In-Memory Store Benchmark (memtier/redis-benchmark)
In-memory store benchmarks (redis-benchmark, memtier_benchmark) measure operations per second and sub-millisecond tail latency for Redis and Memcached under varied value sizes, pipelining, and access patterns.
In-memory data store benchmarking measures the performance of caches and key-value stores such as Redis, Memcached, KeyDB, and Dragonfly, where data lives in RAM and operations complete in microseconds to low milliseconds. Because these systems are often on the hot path of an application, the benchmark focuses on extremely high operation rates and tight tail latency. The standard tools are redis-benchmark (bundled with Redis) and memtier_benchmark (a more flexible, multi-protocol load generator).
What It Measures
The core metrics are operations per second (throughput across GET, SET, and other commands), latency percentiles especially p99 and p999 in the sub-millisecond range, the hit rate when used as a cache, and how throughput scales with concurrency and pipelining.
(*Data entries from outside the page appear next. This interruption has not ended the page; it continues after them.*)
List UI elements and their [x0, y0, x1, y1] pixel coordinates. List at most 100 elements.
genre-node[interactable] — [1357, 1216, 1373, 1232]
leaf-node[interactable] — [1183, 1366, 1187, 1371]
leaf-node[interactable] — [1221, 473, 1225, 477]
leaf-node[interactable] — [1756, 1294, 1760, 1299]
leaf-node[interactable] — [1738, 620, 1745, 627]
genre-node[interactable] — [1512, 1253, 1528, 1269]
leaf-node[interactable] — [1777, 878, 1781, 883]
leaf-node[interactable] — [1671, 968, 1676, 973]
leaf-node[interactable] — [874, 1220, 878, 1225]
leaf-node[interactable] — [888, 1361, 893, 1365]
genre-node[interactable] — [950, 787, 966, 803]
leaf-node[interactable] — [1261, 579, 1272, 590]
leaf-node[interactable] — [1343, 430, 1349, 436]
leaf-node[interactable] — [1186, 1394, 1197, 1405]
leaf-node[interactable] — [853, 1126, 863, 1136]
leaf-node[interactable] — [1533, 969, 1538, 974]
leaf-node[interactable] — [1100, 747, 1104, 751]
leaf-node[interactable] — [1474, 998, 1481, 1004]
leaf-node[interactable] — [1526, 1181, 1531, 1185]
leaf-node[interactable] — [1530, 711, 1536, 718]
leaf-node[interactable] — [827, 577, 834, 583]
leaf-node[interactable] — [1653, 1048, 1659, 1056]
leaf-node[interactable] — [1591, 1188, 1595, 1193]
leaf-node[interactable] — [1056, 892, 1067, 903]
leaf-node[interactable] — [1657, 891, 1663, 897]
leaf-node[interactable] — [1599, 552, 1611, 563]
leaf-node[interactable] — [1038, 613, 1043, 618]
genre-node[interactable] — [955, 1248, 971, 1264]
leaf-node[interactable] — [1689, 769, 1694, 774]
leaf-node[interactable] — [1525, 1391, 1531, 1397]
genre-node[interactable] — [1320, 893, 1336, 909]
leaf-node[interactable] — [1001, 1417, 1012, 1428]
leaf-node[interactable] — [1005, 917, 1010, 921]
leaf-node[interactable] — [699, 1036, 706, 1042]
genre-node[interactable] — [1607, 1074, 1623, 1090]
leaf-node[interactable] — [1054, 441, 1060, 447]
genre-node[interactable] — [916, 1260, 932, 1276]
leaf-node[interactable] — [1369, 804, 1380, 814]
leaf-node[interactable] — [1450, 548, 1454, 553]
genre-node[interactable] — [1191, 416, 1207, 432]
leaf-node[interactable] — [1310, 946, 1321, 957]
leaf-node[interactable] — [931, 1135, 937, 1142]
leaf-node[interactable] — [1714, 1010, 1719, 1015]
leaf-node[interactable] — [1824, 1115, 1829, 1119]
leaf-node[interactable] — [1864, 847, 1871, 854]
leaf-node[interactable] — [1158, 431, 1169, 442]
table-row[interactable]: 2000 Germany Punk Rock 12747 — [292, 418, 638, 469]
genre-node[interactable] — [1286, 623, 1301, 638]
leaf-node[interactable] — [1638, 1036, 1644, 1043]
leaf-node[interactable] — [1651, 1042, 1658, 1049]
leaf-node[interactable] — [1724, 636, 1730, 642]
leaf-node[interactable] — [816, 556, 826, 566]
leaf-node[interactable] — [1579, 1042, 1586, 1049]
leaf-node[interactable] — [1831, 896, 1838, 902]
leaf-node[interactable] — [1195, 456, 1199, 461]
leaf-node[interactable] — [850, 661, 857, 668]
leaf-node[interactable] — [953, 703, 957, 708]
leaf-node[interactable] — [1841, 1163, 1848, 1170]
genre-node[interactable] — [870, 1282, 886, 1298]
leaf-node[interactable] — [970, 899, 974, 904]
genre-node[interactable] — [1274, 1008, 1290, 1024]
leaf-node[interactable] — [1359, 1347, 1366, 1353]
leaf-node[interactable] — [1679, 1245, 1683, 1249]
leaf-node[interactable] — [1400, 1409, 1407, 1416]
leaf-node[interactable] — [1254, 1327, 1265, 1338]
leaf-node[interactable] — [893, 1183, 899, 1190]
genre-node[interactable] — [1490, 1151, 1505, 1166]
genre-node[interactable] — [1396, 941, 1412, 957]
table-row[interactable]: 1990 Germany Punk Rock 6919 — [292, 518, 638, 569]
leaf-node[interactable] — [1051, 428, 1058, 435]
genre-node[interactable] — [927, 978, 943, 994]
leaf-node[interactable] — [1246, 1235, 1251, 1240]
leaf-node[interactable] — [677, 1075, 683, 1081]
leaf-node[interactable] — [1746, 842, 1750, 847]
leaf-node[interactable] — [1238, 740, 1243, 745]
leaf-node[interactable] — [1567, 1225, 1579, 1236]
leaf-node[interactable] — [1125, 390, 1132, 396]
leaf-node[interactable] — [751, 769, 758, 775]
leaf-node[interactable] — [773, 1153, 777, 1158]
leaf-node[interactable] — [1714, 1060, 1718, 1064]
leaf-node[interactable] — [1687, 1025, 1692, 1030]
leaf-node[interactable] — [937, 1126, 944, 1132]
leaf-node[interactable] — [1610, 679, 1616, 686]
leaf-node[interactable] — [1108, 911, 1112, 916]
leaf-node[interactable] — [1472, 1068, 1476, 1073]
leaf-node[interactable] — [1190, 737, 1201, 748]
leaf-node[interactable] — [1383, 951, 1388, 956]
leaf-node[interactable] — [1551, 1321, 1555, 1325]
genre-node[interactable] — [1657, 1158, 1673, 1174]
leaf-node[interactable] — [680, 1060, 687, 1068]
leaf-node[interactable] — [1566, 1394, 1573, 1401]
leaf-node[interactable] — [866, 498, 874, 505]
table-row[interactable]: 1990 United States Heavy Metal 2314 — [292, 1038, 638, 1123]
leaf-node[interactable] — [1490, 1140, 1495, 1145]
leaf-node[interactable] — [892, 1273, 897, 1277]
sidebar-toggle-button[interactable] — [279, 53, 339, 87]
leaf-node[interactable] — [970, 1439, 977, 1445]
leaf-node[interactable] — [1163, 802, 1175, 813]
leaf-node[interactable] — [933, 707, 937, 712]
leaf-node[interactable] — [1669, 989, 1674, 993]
The defining concern is sustaining millions of operations per second while keeping tail latency low and predictable.
Methodology
memtier_benchmark generates load with configurable client counts, threads, a GET/SET ratio, key and value sizes, key-access patterns (random, sequential, or Gaussian to simulate hot keys), and pipeline depth (how many requests are sent before awaiting replies). It populates the store, then drives the operation mix while recording throughput and a latency histogram. redis-benchmark is simpler, cycling through individual commands at a chosen concurrency and pipeline depth. Pipelining dramatically increases throughput by amortizing network round trips, so it is a key variable. Tests also vary the data-structure commands exercised (strings, hashes, sorted sets) and whether persistence (AOF/RDB) is enabled, since durability settings affect performance.
How to Interpret Results
Always report value size, GET/SET ratio, client/thread count, pipeline depth, and persistence settings — pipelining especially can change throughput by an order of magnitude, so a number without it stated is uninformative. Read p99/p999 latency rather than averages, since cache value comes from predictable tail behavior. Use a realistic key-access distribution (hot keys via Gaussian) to expose contention; uniform access understates real hotspots. Network latency between client and server can dominate, so colocate appropriately and note the setup.
Limitations
Default tests use uniform synthetic keys and simple commands, missing real access skew, large pipelines, and complex data-structure usage. Results are heavily influenced by network, CPU, and persistence configuration, so they are relative rather than absolute. Single-node tests do not reflect cluster behavior, replication, or failover. Use these tools to characterize in-memory store throughput and tail latency under realistic value sizes and access patterns, and validate cluster setups separately. Given how often an in-memory store sits on an application's critical path, accurate sub-millisecond benchmarking with realistic value sizes and pipelining is essential before trusting it with production traffic.